A STRATEGY TO WIN THE WAR

  1. Respond to the early warning signs; don’t panic!

“Listen to Your Kids as Early as You Can”

  1. Resist the urge to turn words into weapons.

“The Dangers of Being Alone”

  1. Make the tough calls when you must.

“Some Decisions Are Really Hard”

  1. Stoke the relationship fire to keep love alive.

“Broken Relationship”

  1. Reconnect through gifts from the heart.
It always filled our hearts when Lauren smiled. This was her last Christmas with us.

“A Day I Won’t Ever Forget”

  1. Laugh between the tears.

“Missing You Does Not Stop”

  1. Choose your battles wisely . . . and lose some on purpose.

“Why We Chose Love”

  1. Cling to hope when you’re at the bottom.

“Disheartened”

  1. Soften the reentry as much as possible.

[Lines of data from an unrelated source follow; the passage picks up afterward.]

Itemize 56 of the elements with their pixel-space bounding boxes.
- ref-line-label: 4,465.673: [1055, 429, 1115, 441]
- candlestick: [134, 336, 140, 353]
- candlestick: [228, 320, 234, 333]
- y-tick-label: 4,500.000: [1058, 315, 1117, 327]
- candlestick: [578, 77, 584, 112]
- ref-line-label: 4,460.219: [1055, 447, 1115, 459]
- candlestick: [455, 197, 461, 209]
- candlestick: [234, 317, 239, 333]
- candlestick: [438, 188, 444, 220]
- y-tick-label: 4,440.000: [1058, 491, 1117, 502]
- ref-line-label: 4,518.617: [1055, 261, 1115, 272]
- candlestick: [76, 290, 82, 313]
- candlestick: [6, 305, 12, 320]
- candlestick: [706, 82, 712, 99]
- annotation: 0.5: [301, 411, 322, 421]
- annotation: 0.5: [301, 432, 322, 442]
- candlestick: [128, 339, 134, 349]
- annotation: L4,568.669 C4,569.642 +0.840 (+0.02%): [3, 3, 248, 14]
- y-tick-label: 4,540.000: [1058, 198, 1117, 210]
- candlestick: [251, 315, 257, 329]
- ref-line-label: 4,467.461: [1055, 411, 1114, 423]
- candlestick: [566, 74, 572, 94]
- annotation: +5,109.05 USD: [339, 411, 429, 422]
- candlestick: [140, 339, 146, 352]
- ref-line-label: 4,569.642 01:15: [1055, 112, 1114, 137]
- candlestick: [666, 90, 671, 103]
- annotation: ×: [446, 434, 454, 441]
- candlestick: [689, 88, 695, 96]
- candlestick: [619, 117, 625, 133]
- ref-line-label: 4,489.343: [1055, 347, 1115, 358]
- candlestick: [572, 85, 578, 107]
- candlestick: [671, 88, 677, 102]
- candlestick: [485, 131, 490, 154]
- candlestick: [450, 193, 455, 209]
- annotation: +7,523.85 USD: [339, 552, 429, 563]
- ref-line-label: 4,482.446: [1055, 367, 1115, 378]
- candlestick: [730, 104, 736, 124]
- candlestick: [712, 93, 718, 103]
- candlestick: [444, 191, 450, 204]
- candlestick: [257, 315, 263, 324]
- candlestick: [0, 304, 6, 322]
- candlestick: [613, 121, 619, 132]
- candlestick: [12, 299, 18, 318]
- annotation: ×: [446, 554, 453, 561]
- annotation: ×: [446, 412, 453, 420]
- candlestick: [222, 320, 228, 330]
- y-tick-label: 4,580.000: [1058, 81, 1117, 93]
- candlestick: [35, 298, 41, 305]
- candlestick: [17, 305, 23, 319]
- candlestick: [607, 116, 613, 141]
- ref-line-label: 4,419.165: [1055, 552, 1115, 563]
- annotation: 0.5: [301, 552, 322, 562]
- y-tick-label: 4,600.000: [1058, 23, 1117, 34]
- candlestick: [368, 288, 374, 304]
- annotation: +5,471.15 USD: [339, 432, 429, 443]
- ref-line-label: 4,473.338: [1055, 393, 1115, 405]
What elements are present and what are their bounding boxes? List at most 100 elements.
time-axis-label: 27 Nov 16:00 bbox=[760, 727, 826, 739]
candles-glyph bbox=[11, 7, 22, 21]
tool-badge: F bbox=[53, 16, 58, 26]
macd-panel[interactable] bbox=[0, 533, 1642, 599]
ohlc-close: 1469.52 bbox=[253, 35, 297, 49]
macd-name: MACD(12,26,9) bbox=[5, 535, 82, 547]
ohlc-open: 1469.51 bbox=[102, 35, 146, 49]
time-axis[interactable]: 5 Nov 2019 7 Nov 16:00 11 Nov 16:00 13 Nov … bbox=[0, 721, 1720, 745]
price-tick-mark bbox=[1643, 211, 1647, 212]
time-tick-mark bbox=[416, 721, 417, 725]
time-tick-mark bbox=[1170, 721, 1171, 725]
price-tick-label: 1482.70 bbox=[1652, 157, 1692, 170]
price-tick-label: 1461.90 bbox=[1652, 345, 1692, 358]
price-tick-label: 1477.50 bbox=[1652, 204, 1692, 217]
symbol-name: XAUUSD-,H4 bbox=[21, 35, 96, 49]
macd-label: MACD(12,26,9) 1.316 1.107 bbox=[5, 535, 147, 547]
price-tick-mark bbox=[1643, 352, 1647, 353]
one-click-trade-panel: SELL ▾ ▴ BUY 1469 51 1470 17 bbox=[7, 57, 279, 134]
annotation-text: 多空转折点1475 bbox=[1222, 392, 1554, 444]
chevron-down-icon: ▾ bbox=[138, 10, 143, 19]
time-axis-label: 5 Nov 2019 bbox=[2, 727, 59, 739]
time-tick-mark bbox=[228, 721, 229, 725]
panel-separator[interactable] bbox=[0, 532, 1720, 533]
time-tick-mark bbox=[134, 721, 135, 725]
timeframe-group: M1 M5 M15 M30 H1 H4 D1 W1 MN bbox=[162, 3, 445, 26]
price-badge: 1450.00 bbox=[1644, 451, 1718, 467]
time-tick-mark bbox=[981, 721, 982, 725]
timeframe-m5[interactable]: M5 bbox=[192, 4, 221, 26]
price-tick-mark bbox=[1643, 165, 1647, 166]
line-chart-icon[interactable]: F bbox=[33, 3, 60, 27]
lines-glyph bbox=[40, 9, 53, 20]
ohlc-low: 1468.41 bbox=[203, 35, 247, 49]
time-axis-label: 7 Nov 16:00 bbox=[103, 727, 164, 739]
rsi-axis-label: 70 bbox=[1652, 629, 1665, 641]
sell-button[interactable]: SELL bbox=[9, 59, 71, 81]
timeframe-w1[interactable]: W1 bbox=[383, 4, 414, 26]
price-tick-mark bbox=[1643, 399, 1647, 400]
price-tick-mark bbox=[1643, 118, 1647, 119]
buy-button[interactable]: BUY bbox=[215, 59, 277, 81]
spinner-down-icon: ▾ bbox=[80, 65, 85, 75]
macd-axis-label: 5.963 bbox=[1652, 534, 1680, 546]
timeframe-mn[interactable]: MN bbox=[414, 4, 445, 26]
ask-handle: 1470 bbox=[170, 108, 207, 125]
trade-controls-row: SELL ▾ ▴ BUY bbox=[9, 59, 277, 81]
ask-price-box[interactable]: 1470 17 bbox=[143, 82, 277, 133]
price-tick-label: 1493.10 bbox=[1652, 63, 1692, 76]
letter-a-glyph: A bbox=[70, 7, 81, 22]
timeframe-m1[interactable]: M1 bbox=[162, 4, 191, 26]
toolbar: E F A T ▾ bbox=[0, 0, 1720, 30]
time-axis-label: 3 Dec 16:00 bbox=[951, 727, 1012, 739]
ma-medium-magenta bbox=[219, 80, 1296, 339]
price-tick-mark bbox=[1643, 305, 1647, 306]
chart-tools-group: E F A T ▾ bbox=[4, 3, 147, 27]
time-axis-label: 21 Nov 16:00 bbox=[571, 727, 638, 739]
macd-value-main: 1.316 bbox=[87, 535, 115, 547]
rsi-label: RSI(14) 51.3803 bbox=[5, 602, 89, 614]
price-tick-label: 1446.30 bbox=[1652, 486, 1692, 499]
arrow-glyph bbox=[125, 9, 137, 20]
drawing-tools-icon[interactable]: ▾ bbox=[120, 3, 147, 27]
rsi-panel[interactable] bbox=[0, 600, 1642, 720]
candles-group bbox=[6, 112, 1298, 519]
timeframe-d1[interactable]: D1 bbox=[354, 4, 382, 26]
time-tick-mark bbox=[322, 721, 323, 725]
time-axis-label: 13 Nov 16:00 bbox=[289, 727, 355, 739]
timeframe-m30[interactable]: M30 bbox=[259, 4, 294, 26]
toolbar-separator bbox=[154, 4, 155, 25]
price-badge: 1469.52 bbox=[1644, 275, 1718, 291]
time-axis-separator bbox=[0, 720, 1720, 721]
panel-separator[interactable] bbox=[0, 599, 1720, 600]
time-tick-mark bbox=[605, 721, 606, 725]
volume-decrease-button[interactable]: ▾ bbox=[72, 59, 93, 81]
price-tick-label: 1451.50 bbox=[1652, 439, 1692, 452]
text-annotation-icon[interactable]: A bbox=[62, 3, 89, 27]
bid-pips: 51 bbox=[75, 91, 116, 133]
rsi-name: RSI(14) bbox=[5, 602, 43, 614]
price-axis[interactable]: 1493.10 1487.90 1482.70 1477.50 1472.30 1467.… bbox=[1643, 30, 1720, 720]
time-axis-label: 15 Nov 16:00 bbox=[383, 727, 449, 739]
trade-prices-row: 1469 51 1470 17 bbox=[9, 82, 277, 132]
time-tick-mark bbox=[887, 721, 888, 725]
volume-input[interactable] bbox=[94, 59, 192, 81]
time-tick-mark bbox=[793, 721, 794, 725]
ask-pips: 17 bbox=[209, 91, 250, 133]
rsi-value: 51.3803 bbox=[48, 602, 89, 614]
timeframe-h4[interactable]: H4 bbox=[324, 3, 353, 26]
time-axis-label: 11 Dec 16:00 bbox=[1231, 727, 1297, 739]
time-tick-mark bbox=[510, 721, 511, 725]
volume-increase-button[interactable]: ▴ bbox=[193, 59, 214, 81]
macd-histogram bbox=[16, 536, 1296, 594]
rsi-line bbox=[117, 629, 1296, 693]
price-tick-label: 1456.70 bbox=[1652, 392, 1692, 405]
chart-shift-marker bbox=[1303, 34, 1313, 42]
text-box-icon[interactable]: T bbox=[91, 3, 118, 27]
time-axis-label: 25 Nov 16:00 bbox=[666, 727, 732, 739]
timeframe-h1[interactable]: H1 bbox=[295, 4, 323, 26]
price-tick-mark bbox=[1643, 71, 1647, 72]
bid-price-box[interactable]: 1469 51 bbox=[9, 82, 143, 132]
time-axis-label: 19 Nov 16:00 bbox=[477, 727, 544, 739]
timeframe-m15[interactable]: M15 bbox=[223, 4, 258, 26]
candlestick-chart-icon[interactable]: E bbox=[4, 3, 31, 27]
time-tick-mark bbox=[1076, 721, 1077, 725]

“A Step Forward is a Step Forward”

IT MAY HAVE HELPED

I wish I had the above list the Sunday morning we found out Lauren was addicted to heroin. It may have helped! If you can not wait for my review of the book these chapter headings are from it is called “Daughters Gone Wild Dads Gone Crazy” , review to follow.

Todays featured image is called “Beginning” by Brooke Shaden. My prayer is that this day will be a new beginning in wellness for you or someone you love battling addiction.